Absentee voting begins in Dem primary do-over for Missouri 78th District

ST. LOUIS (KPLR) - Absentee voting starts Thursday in the new Democratic primary election ordered for Missouri’s 78th District House of Representatives Seat.

The results of the original election were thrown out by a judge.

The election pits Democratic incumbent Penny Hubbard against political newcomer Bruce Franks. Hubbard won the primary, but Franks sued after questions arose about how absentee ballots.

Last Friday, Judge Rex Burlison threw out the election results, ruling mistakes and irregularities caused by election board staff put the election results in doubt.

The main issue: how the absentee balloting process was handled.

On Wednesday, election officials met to work out details on how the new election will be put together. The meeting came a day after Governor Nixon appointed two new election commissioners including a new chairman.

As this all unfolds, Missouri’s Secretary of State is urging St Louis Circuit Attorney Jennifer Joyce to check every absentee ballot from the original August primary to make sure they are legitimate. Joyce is already investigating the August election for any potential violations.

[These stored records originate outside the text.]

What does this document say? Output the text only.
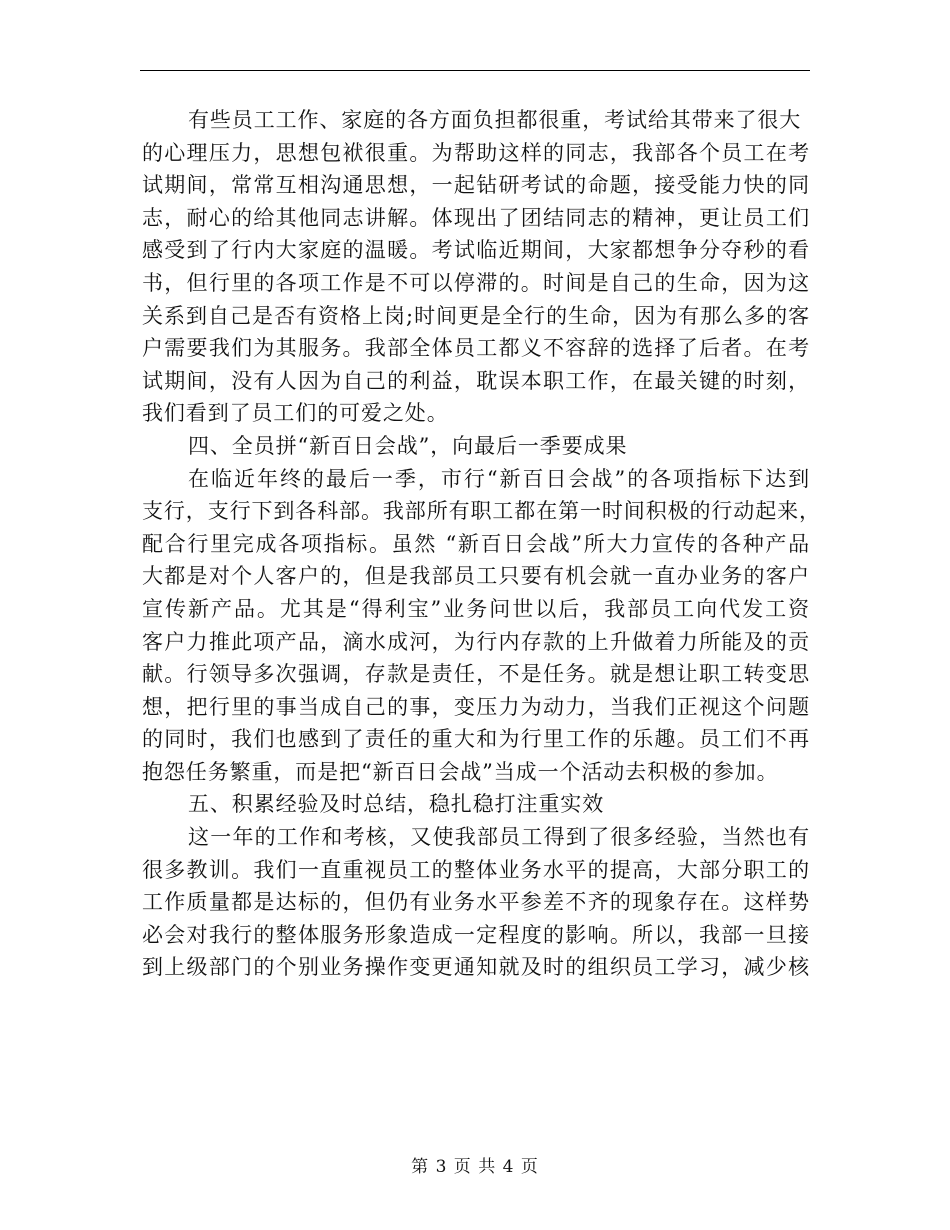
有些员工工作、家庭的各方面负担都很重，考试给其带来了很大
的心理压力，思想包袱很重。为帮助这样的同志，我部各个员工在考
试期间，常常互相沟通思想，一起钻研考试的命题，接受能力快的同
志，耐心的给其他同志讲解。体现出了团结同志的精神，更让员工们
感受到了行内大家庭的温暖。考试临近期间，大家都想争分夺秒的看
书，但行里的各项工作是不可以停滞的。时间是自己的生命，因为这
关系到自己是否有资格上岗;时间更是全行的生命，因为有那么多的客
户需要我们为其服务。我部全体员工都义不容辞的选择了后者。在考
试期间，没有人因为自己的利益，耽误本职工作，在最关键的时刻，
我们看到了员工们的可爱之处。
四、全员拼“新百日会战”，向最后一季要成果
在临近年终的最后一季，市行“新百日会战”的各项指标下达到
支行，支行下到各科部。我部所有职工都在第一时间积极的行动起来，
配合行里完成各项指标。虽然 “新百日会战”所大力宣传的各种产品
大都是对个人客户的，但是我部员工只要有机会就一直办业务的客户
宣传新产品。尤其是“得利宝”业务问世以后，我部员工向代发工资
客户力推此项产品，滴水成河，为行内存款的上升做着力所能及的贡
献。行领导多次强调，存款是责任，不是任务。就是想让职工转变思
想，把行里的事当成自己的事，变压力为动力，当我们正视这个问题
的同时，我们也感到了责任的重大和为行里工作的乐趣。员工们不再
抱怨任务繁重，而是把“新百日会战”当成一个活动去积极的参加。
五、积累经验及时总结，稳扎稳打注重实效
这一年的工作和考核，又使我部员工得到了很多经验，当然也有
很多教训。我们一直重视员工的整体业务水平的提高，大部分职工的
工作质量都是达标的，但仍有业务水平参差不齐的现象存在。这样势
必会对我行的整体服务形象造成一定程度的影响。所以，我部一旦接
到上级部门的个别业务操作变更通知就及时的组织员工学习，减少核
第 3 页 共 4 页
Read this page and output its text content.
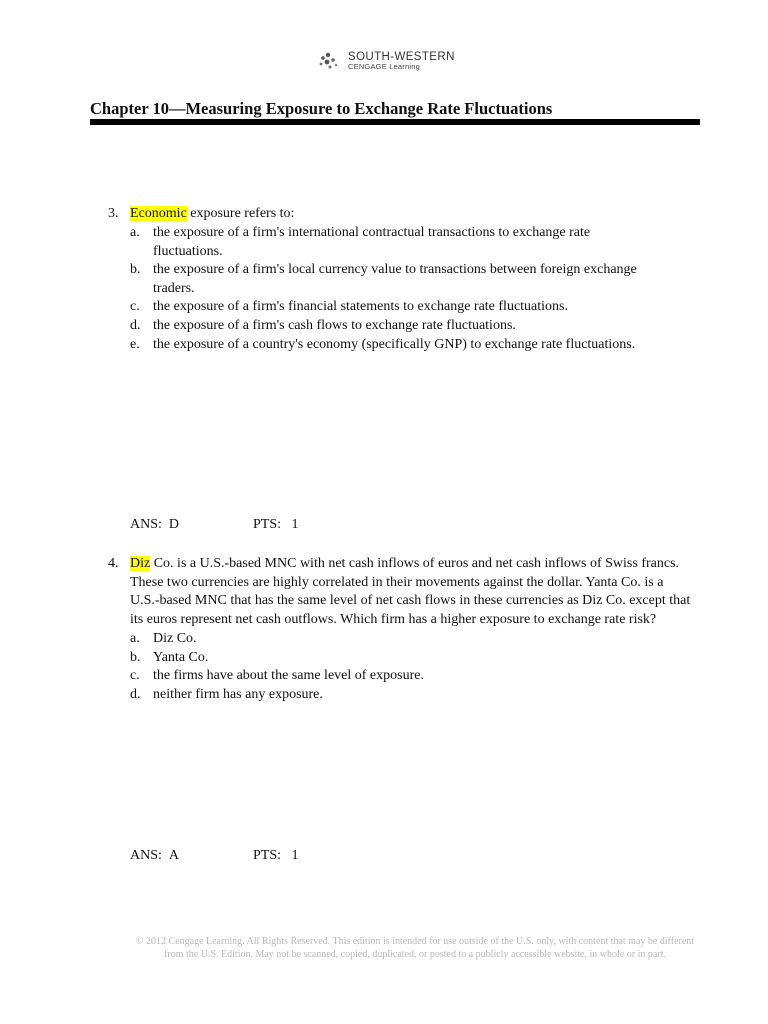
SOUTH-WESTERN
CENGAGE Learning
Chapter 10—Measuring Exposure to Exchange Rate Fluctuations
3. Economic exposure refers to:
a. the exposure of a firm's international contractual transactions to exchange rate fluctuations.
b. the exposure of a firm's local currency value to transactions between foreign exchange traders.
c. the exposure of a firm's financial statements to exchange rate fluctuations.
d. the exposure of a firm's cash flows to exchange rate fluctuations.
e. the exposure of a country's economy (specifically GNP) to exchange rate fluctuations.
ANS: D	PTS: 1
4. Diz Co. is a U.S.-based MNC with net cash inflows of euros and net cash inflows of Swiss francs. These two currencies are highly correlated in their movements against the dollar. Yanta Co. is a U.S.-based MNC that has the same level of net cash flows in these currencies as Diz Co. except that its euros represent net cash outflows. Which firm has a higher exposure to exchange rate risk?
a. Diz Co.
b. Yanta Co.
c. the firms have about the same level of exposure.
d. neither firm has any exposure.
ANS: A	PTS: 1
© 2012 Cengage Learning. All Rights Reserved. This edition is intended for use outside of the U.S. only, with content that may be different
from the U.S. Edition. May not be scanned, copied, duplicated, or posted to a publicly accessible website, in whole or in part.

The actual election day in this 'do-over' is September 16. The results will have to be certified quickly because absentee balloting for the November election starts September 27.

And there is still an appeal pending to the judge’s decision to throw out the original election results. That appeal, filed by Hubbard’s attorneys, is set to be heard next week.

For additional information about voting absentee or in the special election, go to www.stlelections.com.

If you want to vote in the November 8, 2016 general and presidential election, you must register to vote in Missouri by October 12, 2016.

For information about voter registration in Illinois, go to www.elections.il.gov. The deadline for most Illinois voter registration locations is October 11, 2016. However, Illinois allows registration and early voting in limited locations under its ‘grace period’ rules.